I hope the new Competition and Markets Authority does not undertake the “fundamental rethinking” of competition law that John Kay suggests. I can think of nothing so damaging for consumers as a government body that takes it into its head that it exists to marshall cosy cartels into price fixing agreements. This vision is not ‘competition’. It is barely a ‘market’. It’s a call for a ‘Pricing Authority’, and that is retrograde step for us all.
I am following the proposed depositor haircuts in Cyprus with interest. In general, I am in favour of haircutting bank creditors, including (some) depositors. It is something I pushed for when I worked for the Independent Commission on Banking. Needless to say it was considered far too radical for the UK. Which perhaps it was. However, I was glad to read this piece by Izabella Kaminska on the FT’s ever-excellent Alphaville blog, which gives a clearer exposition of my line of thinking than I could produce myself. An extract:
…I’d argue that what it really represents is the inevitable shift away from a debt funded economy to an equity funded one.
That’s not to say the shift has been managed fairly or logically. I’m with Willem Buiter on the point that it would have been better if small island depositors had been spared. But I’m also with him on the point that this is ultimately a step in the right direction.
It all comes down to the need to capitalise failing banks with equity, and to get creditors taking responsibility for their bad investments.
It’s worth reading the whole piece.
Steve Denning has an interesting piece on Forbes.com regarding the failure of Michael Porter’s Monitor Group.
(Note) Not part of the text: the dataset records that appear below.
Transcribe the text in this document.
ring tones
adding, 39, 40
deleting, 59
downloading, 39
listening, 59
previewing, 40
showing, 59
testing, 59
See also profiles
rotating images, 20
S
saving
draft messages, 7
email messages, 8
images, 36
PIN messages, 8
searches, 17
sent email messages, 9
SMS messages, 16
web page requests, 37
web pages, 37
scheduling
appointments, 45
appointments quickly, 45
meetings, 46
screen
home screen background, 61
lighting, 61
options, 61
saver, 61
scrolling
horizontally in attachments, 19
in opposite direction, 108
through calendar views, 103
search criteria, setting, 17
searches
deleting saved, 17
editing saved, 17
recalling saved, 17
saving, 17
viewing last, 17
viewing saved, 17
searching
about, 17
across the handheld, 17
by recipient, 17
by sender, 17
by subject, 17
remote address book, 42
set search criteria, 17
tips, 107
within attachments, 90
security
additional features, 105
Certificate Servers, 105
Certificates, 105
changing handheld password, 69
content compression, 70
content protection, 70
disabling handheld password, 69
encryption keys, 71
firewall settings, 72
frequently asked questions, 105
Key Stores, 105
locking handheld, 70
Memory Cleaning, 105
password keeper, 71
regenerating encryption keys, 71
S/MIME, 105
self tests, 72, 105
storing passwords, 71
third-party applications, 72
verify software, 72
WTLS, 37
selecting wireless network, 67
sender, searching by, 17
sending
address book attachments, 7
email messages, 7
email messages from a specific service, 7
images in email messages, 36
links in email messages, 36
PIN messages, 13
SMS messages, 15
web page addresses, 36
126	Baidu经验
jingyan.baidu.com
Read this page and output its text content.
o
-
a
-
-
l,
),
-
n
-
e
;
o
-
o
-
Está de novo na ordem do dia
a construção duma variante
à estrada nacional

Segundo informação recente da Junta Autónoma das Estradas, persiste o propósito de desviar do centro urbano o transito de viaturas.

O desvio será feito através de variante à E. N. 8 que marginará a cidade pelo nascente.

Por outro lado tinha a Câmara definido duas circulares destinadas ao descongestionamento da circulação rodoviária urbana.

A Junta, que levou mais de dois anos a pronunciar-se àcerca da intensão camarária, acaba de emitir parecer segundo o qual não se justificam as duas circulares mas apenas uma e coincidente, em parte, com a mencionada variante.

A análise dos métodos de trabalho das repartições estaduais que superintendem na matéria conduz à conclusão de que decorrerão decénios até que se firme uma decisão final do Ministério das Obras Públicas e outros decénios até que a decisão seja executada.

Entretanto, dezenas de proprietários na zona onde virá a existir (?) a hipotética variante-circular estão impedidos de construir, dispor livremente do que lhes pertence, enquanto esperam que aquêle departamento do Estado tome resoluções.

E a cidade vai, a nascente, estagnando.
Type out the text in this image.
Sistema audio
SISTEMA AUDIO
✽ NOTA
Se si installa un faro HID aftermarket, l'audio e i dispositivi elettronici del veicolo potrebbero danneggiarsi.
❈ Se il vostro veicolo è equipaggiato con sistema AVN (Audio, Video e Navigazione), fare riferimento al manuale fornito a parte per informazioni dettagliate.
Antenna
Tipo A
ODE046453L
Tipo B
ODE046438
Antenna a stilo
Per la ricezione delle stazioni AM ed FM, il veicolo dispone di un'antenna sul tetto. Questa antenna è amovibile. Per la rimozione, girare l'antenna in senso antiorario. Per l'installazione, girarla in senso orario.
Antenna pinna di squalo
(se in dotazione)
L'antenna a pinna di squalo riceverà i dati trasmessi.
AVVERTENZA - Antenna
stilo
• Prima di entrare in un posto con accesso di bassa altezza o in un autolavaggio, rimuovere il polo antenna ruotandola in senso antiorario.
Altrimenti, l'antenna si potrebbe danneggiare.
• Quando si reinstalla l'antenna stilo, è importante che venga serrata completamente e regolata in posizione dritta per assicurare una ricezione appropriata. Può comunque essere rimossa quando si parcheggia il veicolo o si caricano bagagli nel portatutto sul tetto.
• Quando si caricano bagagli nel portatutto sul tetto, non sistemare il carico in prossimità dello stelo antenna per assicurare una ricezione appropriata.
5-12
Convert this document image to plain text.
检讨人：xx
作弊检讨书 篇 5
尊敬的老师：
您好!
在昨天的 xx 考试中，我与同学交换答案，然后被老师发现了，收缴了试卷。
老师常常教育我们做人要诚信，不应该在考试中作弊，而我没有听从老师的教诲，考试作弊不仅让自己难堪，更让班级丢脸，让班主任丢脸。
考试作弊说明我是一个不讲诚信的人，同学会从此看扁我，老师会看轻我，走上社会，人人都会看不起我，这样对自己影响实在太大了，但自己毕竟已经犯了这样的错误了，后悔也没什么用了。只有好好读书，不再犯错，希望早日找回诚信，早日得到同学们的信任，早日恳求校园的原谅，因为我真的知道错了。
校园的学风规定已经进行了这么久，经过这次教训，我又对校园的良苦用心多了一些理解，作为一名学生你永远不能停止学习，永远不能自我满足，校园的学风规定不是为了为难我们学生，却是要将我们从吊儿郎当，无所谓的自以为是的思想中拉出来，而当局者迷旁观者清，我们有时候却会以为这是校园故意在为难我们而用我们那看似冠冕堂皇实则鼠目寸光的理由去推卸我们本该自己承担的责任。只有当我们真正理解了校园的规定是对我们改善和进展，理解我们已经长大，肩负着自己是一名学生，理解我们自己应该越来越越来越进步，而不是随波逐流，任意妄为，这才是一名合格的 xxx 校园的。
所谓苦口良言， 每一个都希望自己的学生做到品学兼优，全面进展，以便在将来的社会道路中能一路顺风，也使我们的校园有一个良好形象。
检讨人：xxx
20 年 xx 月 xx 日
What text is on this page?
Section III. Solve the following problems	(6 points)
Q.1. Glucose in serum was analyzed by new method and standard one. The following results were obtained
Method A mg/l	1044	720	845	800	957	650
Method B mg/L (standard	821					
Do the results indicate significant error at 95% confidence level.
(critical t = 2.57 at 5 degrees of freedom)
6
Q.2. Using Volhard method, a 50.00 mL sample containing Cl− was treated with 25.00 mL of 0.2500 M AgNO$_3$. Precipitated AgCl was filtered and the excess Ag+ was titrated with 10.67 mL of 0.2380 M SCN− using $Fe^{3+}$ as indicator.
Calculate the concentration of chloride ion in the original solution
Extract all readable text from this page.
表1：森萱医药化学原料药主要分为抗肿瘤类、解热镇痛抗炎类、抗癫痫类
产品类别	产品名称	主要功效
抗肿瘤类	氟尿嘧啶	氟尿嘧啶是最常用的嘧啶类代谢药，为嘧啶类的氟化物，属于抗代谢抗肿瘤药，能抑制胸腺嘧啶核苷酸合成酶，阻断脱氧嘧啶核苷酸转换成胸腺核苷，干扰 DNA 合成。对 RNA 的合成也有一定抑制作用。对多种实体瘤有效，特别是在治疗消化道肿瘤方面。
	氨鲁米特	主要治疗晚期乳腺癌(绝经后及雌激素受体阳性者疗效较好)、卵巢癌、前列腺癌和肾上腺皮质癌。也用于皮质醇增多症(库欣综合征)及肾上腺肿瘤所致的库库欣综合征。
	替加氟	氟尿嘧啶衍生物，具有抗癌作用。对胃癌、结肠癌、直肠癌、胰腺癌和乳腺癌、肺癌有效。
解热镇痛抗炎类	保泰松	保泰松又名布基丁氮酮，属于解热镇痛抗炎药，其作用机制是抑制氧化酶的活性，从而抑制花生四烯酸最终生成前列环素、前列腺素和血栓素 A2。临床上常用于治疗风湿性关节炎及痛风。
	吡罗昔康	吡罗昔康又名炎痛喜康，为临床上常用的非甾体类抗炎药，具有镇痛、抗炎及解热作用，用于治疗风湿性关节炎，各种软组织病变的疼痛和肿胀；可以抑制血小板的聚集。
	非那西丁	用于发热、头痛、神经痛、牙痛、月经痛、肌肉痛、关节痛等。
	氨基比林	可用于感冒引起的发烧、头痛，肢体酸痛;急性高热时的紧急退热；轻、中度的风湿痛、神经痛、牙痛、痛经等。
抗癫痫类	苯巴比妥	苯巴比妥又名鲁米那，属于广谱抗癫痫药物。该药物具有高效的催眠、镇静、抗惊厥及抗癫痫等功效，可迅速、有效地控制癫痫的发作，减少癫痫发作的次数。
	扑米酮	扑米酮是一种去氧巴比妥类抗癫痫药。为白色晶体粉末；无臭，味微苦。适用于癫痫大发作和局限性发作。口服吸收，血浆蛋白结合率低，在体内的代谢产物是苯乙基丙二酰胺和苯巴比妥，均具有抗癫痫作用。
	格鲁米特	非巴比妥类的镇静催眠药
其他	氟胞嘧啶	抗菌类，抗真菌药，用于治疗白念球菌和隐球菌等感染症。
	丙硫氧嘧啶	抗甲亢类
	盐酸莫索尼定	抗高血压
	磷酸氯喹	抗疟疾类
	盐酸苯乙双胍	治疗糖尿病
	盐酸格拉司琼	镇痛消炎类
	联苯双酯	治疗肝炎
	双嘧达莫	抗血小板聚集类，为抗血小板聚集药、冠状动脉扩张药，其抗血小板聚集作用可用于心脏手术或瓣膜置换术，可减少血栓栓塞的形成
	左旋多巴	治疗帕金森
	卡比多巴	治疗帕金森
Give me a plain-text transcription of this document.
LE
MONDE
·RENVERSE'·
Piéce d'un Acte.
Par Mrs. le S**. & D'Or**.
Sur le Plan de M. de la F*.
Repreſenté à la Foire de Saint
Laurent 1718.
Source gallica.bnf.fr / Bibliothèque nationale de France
He argues that Monitor encouraged clients to seek and protect niches in which they could avoid and prevent competitive challenge, rather than to innovate or to offer superior products and service.
Having never paid for the advice of Monitor Group, I cannot speak to the truth of this. However, my experience of providing consulting advice to corporate clients does not fit this pattern, and so I cannot agree with his view that this is the principle error of most consultants. There are failings in the consultancy industry, but blindly copying Michael Porter is neither the largest nor most widespread of these.
I also resist Denning’s assertion that shielding oneself from competitive challenge through the engineering of a “sustainable business advantage” is always bad strategy in an objective sense. Denning says, “[e]xcept where generated by government regulation, sustainable competitive advantage simply doesn’t exist.” The problem is, that ‘except’ is a very big caveat. There are very few industries that I can think of, and none in which I have worked, in which regulation has not shaped the competitive landscape. Whether we like the degree of regulation that faces business today or not, businesses would be unwise if they chose not to influence it and seek benefit.
Thus the vicious circle of regulation and rent-seeking: a circle made vicious exactly because it makes sense for businesses to seek a sustainable competitive advantage rather than improve their offer, and because this in turn brings more regulation to avoid.